The Rule was adopted by the FTC after the Fair and Accurate Credit Transactions Act of 2003 (FACTA) directed financial regulatory agencies, including the FTC, to promulgate rules requiring “creditors” and “financial institutions” with covered accounts to implement programs to identify, detect, and respond to patterns, practices, or specific activities that could indicate identity theft.

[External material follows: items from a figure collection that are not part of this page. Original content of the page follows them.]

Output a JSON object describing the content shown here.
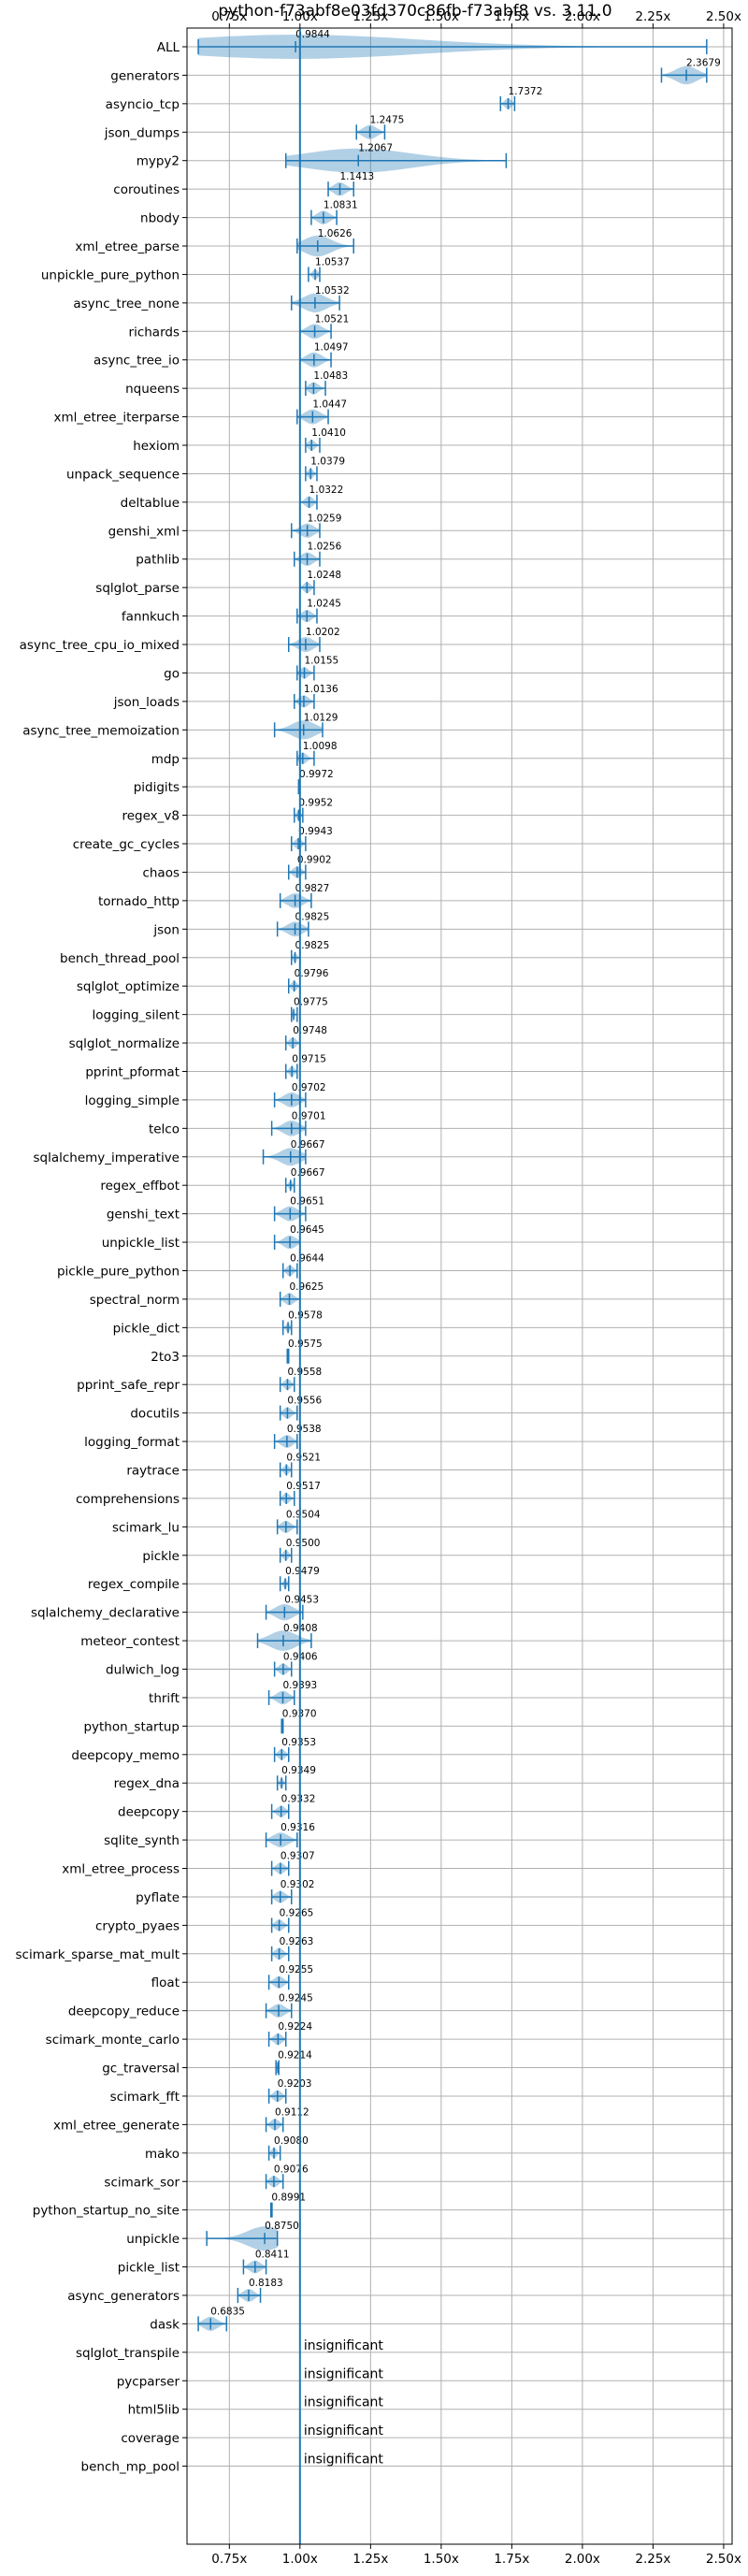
{
  "chart_data": {
    "type": "violin",
    "title": "python-f73abf8e03fd370c86fb-f73abf8 vs. 3.11.0",
    "xlim": [
      0.6,
      2.53
    ],
    "x_ticks": [
      0.75,
      1.0,
      1.25,
      1.5,
      1.75,
      2.0,
      2.25,
      2.5
    ],
    "x_tick_labels": [
      "0.75x",
      "1.00x",
      "1.25x",
      "1.50x",
      "1.75x",
      "2.00x",
      "2.25x",
      "2.50x"
    ],
    "reference_line": 1.0,
    "grid": true,
    "colors": {
      "line": "#1f77b4",
      "violin": "#1f77b4",
      "grid": "#b0b0b0",
      "axis": "#000000"
    },
    "benchmarks": [
      {
        "name": "ALL",
        "value": 0.9844,
        "label": "0.9844",
        "min": 0.64,
        "max": 2.44
      },
      {
        "name": "generators",
        "value": 2.3679,
        "label": "2.3679",
        "min": 2.28,
        "max": 2.44
      },
      {
        "name": "asyncio_tcp",
        "value": 1.7372,
        "label": "1.7372",
        "min": 1.71,
        "max": 1.76
      },
      {
        "name": "json_dumps",
        "value": 1.2475,
        "label": "1.2475",
        "min": 1.2,
        "max": 1.3
      },
      {
        "name": "mypy2",
        "value": 1.2067,
        "label": "1.2067",
        "min": 0.95,
        "max": 1.73
      },
      {
        "name": "coroutines",
        "value": 1.1413,
        "label": "1.1413",
        "min": 1.1,
        "max": 1.19
      },
      {
        "name": "nbody",
        "value": 1.0831,
        "label": "1.0831",
        "min": 1.04,
        "max": 1.13
      },
      {
        "name": "xml_etree_parse",
        "value": 1.0626,
        "label": "1.0626",
        "min": 0.99,
        "max": 1.19
      },
      {
        "name": "unpickle_pure_python",
        "value": 1.0537,
        "label": "1.0537",
        "min": 1.03,
        "max": 1.07
      },
      {
        "name": "async_tree_none",
        "value": 1.0532,
        "label": "1.0532",
        "min": 0.97,
        "max": 1.14
      },
      {
        "name": "richards",
        "value": 1.0521,
        "label": "1.0521",
        "min": 1.0,
        "max": 1.11
      },
      {
        "name": "async_tree_io",
        "value": 1.0497,
        "label": "1.0497",
        "min": 1.0,
        "max": 1.11
      },
      {
        "name": "nqueens",
        "value": 1.0483,
        "label": "1.0483",
        "min": 1.02,
        "max": 1.09
      },
      {
        "name": "xml_etree_iterparse",
        "value": 1.0447,
        "label": "1.0447",
        "min": 0.99,
        "max": 1.1
      },
      {
        "name": "hexiom",
        "value": 1.041,
        "label": "1.0410",
        "min": 1.02,
        "max": 1.07
      },
      {
        "name": "unpack_sequence",
        "value": 1.0379,
        "label": "1.0379",
        "min": 1.02,
        "max": 1.06
      },
      {
        "name": "deltablue",
        "value": 1.0322,
        "label": "1.0322",
        "min": 1.0,
        "max": 1.06
      },
      {
        "name": "genshi_xml",
        "value": 1.0259,
        "label": "1.0259",
        "min": 0.97,
        "max": 1.07
      },
      {
        "name": "pathlib",
        "value": 1.0256,
        "label": "1.0256",
        "min": 0.98,
        "max": 1.07
      },
      {
        "name": "sqlglot_parse",
        "value": 1.0248,
        "label": "1.0248",
        "min": 1.0,
        "max": 1.05
      },
      {
        "name": "fannkuch",
        "value": 1.0245,
        "label": "1.0245",
        "min": 0.99,
        "max": 1.06
      },
      {
        "name": "async_tree_cpu_io_mixed",
        "value": 1.0202,
        "label": "1.0202",
        "min": 0.96,
        "max": 1.07
      },
      {
        "name": "go",
        "value": 1.0155,
        "label": "1.0155",
        "min": 0.99,
        "max": 1.05
      },
      {
        "name": "json_loads",
        "value": 1.0136,
        "label": "1.0136",
        "min": 0.98,
        "max": 1.05
      },
      {
        "name": "async_tree_memoization",
        "value": 1.0129,
        "label": "1.0129",
        "min": 0.91,
        "max": 1.08
      },
      {
        "name": "mdp",
        "value": 1.0098,
        "label": "1.0098",
        "min": 0.99,
        "max": 1.05
      },
      {
        "name": "pidigits",
        "value": 0.9972,
        "label": "0.9972",
        "min": 0.995,
        "max": 1.0
      },
      {
        "name": "regex_v8",
        "value": 0.9952,
        "label": "0.9952",
        "min": 0.98,
        "max": 1.01
      },
      {
        "name": "create_gc_cycles",
        "value": 0.9943,
        "label": "0.9943",
        "min": 0.97,
        "max": 1.02
      },
      {
        "name": "chaos",
        "value": 0.9902,
        "label": "0.9902",
        "min": 0.96,
        "max": 1.02
      },
      {
        "name": "tornado_http",
        "value": 0.9827,
        "label": "0.9827",
        "min": 0.93,
        "max": 1.04
      },
      {
        "name": "json",
        "value": 0.9825,
        "label": "0.9825",
        "min": 0.92,
        "max": 1.03
      },
      {
        "name": "bench_thread_pool",
        "value": 0.9825,
        "label": "0.9825",
        "min": 0.97,
        "max": 1.0
      },
      {
        "name": "sqlglot_optimize",
        "value": 0.9796,
        "label": "0.9796",
        "min": 0.96,
        "max": 1.0
      },
      {
        "name": "logging_silent",
        "value": 0.9775,
        "label": "0.9775",
        "min": 0.97,
        "max": 0.99
      },
      {
        "name": "sqlglot_normalize",
        "value": 0.9748,
        "label": "0.9748",
        "min": 0.95,
        "max": 1.0
      },
      {
        "name": "pprint_pformat",
        "value": 0.9715,
        "label": "0.9715",
        "min": 0.95,
        "max": 0.99
      },
      {
        "name": "logging_simple",
        "value": 0.9702,
        "label": "0.9702",
        "min": 0.91,
        "max": 1.02
      },
      {
        "name": "telco",
        "value": 0.9701,
        "label": "0.9701",
        "min": 0.9,
        "max": 1.02
      },
      {
        "name": "sqlalchemy_imperative",
        "value": 0.9667,
        "label": "0.9667",
        "min": 0.87,
        "max": 1.02
      },
      {
        "name": "regex_effbot",
        "value": 0.9667,
        "label": "0.9667",
        "min": 0.95,
        "max": 0.98
      },
      {
        "name": "genshi_text",
        "value": 0.9651,
        "label": "0.9651",
        "min": 0.91,
        "max": 1.02
      },
      {
        "name": "unpickle_list",
        "value": 0.9645,
        "label": "0.9645",
        "min": 0.91,
        "max": 1.0
      },
      {
        "name": "pickle_pure_python",
        "value": 0.9644,
        "label": "0.9644",
        "min": 0.94,
        "max": 0.99
      },
      {
        "name": "spectral_norm",
        "value": 0.9625,
        "label": "0.9625",
        "min": 0.93,
        "max": 1.0
      },
      {
        "name": "pickle_dict",
        "value": 0.9578,
        "label": "0.9578",
        "min": 0.94,
        "max": 0.97
      },
      {
        "name": "2to3",
        "value": 0.9575,
        "label": "0.9575",
        "min": 0.955,
        "max": 0.96
      },
      {
        "name": "pprint_safe_repr",
        "value": 0.9558,
        "label": "0.9558",
        "min": 0.93,
        "max": 0.98
      },
      {
        "name": "docutils",
        "value": 0.9556,
        "label": "0.9556",
        "min": 0.93,
        "max": 0.99
      },
      {
        "name": "logging_format",
        "value": 0.9538,
        "label": "0.9538",
        "min": 0.91,
        "max": 0.99
      },
      {
        "name": "raytrace",
        "value": 0.9521,
        "label": "0.9521",
        "min": 0.93,
        "max": 0.97
      },
      {
        "name": "comprehensions",
        "value": 0.9517,
        "label": "0.9517",
        "min": 0.93,
        "max": 0.98
      },
      {
        "name": "scimark_lu",
        "value": 0.9504,
        "label": "0.9504",
        "min": 0.92,
        "max": 0.99
      },
      {
        "name": "pickle",
        "value": 0.95,
        "label": "0.9500",
        "min": 0.93,
        "max": 0.97
      },
      {
        "name": "regex_compile",
        "value": 0.9479,
        "label": "0.9479",
        "min": 0.93,
        "max": 0.96
      },
      {
        "name": "sqlalchemy_declarative",
        "value": 0.9453,
        "label": "0.9453",
        "min": 0.88,
        "max": 1.01
      },
      {
        "name": "meteor_contest",
        "value": 0.9408,
        "label": "0.9408",
        "min": 0.85,
        "max": 1.04
      },
      {
        "name": "dulwich_log",
        "value": 0.9406,
        "label": "0.9406",
        "min": 0.91,
        "max": 0.97
      },
      {
        "name": "thrift",
        "value": 0.9393,
        "label": "0.9393",
        "min": 0.89,
        "max": 0.98
      },
      {
        "name": "python_startup",
        "value": 0.937,
        "label": "0.9370",
        "min": 0.935,
        "max": 0.94
      },
      {
        "name": "deepcopy_memo",
        "value": 0.9353,
        "label": "0.9353",
        "min": 0.91,
        "max": 0.96
      },
      {
        "name": "regex_dna",
        "value": 0.9349,
        "label": "0.9349",
        "min": 0.92,
        "max": 0.95
      },
      {
        "name": "deepcopy",
        "value": 0.9332,
        "label": "0.9332",
        "min": 0.9,
        "max": 0.96
      },
      {
        "name": "sqlite_synth",
        "value": 0.9316,
        "label": "0.9316",
        "min": 0.88,
        "max": 0.99
      },
      {
        "name": "xml_etree_process",
        "value": 0.9307,
        "label": "0.9307",
        "min": 0.9,
        "max": 0.96
      },
      {
        "name": "pyflate",
        "value": 0.9302,
        "label": "0.9302",
        "min": 0.9,
        "max": 0.97
      },
      {
        "name": "crypto_pyaes",
        "value": 0.9265,
        "label": "0.9265",
        "min": 0.9,
        "max": 0.96
      },
      {
        "name": "scimark_sparse_mat_mult",
        "value": 0.9263,
        "label": "0.9263",
        "min": 0.9,
        "max": 0.96
      },
      {
        "name": "float",
        "value": 0.9255,
        "label": "0.9255",
        "min": 0.89,
        "max": 0.96
      },
      {
        "name": "deepcopy_reduce",
        "value": 0.9245,
        "label": "0.9245",
        "min": 0.88,
        "max": 0.97
      },
      {
        "name": "scimark_monte_carlo",
        "value": 0.9224,
        "label": "0.9224",
        "min": 0.89,
        "max": 0.95
      },
      {
        "name": "gc_traversal",
        "value": 0.9214,
        "label": "0.9214",
        "min": 0.915,
        "max": 0.925
      },
      {
        "name": "scimark_fft",
        "value": 0.9203,
        "label": "0.9203",
        "min": 0.89,
        "max": 0.95
      },
      {
        "name": "xml_etree_generate",
        "value": 0.9112,
        "label": "0.9112",
        "min": 0.88,
        "max": 0.94
      },
      {
        "name": "mako",
        "value": 0.908,
        "label": "0.9080",
        "min": 0.89,
        "max": 0.93
      },
      {
        "name": "scimark_sor",
        "value": 0.9076,
        "label": "0.9076",
        "min": 0.88,
        "max": 0.94
      },
      {
        "name": "python_startup_no_site",
        "value": 0.8991,
        "label": "0.8991",
        "min": 0.897,
        "max": 0.901
      },
      {
        "name": "unpickle",
        "value": 0.875,
        "label": "0.8750",
        "min": 0.67,
        "max": 0.92
      },
      {
        "name": "pickle_list",
        "value": 0.8411,
        "label": "0.8411",
        "min": 0.8,
        "max": 0.88
      },
      {
        "name": "async_generators",
        "value": 0.8183,
        "label": "0.8183",
        "min": 0.78,
        "max": 0.86
      },
      {
        "name": "dask",
        "value": 0.6835,
        "label": "0.6835",
        "min": 0.64,
        "max": 0.74
      },
      {
        "name": "sqlglot_transpile",
        "label": "insignificant"
      },
      {
        "name": "pycparser",
        "label": "insignificant"
      },
      {
        "name": "html5lib",
        "label": "insignificant"
      },
      {
        "name": "coverage",
        "label": "insignificant"
      },
      {
        "name": "bench_mp_pool",
        "label": "insignificant"
      }
    ]
  }
}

FACTA’s definition of “creditor” applies to any entity that regularly extends or renews credit – or arranges for others to do so – and includes all entities that regularly permit deferred payments for goods or services. Accepting credit cards as a form of payment does not, by itself, make an entity a creditor. According to the FTC, some examples of creditors are finance companies; automobile dealers that provide or arrange financing; mortgage brokers; utility companies; telecommunications companies; non-profit and government entities that defer payment for goods or services; and businesses that provide services and bill later, including many lawyers, doctors, and other professionals. “Financial institutions” include entities that offer accounts that enable consumers to write checks or make payments to third parties through other means, such as other negotiable instruments or telephone transfers.

The express purpose of the extension is to provide more time to entities that may be covered by the Rule to create and implement written identity theft prevention programs. The FTC’s announcement of the extension also indicates that it plans to publish a template to help entitles with a low risk of identity theft to comply with the Rule.